Wenn derjenige, der die Belege vorlegen muss, dies aus welchem Grund auch immer nicht macht, hat das Gericht eine entsprechende Verpflichtung zu verhängen, dies zu tun. Folgt der Verpflichtete dem Richterspruch nicht, erfolgt die Zwangsvollstreckung – der Gerichtsvollzieher wird dann eingeschaltet. Und für diesen muss ganz genau aus dem Beschluss des Gerichts zu ersehen sein, was an Belegen vorzulegen ist. Denn schließlich muss er unter Umständen alle relevanten Unterlagen des Pflichtigen durchgehen und die entsprechend verlangten Belege heraussuchen. Diese Präzision hatte die Vorinstanz vermissen lassen, so dass gegen deren Entscheidung der BGH angerufen worden war. Daher hob der Senat die dort getroffene Entscheidung auf. Er verwies die Sache zurück, damit das nachgeholt wird.

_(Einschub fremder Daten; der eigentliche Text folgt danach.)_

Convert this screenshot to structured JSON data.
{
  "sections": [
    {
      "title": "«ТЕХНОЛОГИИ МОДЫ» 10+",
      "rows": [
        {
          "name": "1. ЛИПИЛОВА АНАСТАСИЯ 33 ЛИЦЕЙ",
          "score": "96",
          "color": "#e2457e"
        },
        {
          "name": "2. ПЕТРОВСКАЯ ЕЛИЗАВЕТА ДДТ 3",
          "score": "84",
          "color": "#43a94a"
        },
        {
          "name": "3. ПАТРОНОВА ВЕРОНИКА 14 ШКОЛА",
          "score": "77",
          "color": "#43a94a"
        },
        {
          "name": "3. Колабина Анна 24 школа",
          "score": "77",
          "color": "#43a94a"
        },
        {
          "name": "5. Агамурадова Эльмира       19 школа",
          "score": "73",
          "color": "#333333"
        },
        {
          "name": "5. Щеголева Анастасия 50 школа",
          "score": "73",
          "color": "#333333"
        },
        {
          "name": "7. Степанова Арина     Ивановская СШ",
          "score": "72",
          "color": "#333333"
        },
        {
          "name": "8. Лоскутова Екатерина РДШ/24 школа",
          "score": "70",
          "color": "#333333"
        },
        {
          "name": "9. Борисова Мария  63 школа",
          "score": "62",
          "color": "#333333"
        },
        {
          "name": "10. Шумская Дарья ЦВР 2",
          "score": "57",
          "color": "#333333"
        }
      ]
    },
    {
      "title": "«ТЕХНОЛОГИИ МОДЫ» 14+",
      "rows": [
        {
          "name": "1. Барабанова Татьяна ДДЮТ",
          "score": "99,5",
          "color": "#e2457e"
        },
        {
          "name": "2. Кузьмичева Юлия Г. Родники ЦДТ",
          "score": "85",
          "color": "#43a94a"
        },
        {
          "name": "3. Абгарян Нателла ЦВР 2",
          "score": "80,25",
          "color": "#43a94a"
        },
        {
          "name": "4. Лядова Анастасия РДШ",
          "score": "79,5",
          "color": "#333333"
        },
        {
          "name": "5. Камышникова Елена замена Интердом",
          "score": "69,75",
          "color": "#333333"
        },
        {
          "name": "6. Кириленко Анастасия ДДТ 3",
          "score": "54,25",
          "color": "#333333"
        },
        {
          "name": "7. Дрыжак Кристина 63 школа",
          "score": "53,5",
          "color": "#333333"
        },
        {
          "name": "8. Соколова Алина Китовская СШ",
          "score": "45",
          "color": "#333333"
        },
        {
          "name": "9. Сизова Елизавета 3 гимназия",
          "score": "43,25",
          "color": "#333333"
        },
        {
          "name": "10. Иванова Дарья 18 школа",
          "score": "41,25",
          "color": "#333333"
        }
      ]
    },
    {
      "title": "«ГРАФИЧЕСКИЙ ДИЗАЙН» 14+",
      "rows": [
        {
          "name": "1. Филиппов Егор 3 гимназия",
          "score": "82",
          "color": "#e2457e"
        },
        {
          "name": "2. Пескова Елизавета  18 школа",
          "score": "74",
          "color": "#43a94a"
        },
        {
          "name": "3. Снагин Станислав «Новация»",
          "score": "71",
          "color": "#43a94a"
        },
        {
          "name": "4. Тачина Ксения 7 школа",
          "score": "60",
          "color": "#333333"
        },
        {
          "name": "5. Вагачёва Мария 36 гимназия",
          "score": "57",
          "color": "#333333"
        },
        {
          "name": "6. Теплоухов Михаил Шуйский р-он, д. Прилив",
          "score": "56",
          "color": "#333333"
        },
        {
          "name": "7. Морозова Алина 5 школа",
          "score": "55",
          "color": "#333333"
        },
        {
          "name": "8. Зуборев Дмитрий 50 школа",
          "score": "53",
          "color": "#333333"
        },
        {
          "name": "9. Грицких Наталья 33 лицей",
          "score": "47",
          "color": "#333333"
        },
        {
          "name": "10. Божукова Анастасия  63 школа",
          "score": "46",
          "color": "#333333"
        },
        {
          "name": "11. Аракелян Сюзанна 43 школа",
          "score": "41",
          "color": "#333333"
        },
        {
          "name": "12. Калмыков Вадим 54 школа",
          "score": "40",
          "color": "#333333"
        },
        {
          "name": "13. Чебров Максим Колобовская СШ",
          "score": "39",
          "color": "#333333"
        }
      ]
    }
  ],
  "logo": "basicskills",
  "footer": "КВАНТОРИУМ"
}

Hinweis: In der Praxis wird mit den Auskunfts- und den Belegansprüchen oftmals etwas salopp verfahren, sowohl auf Seiten der Rechtsanwälte als auch auf Seiten der Gerichte. Das kann sich die jeweilige Gegenseite mitunter zunutze machen. Dazu ist es aber nötig, dass genau hingeschaut wird. Deshalb ist es auch wichtig, unter anderem in diesem Bereich der Geltendmachung von Ansprüchen präzise und genau zu arbeiten.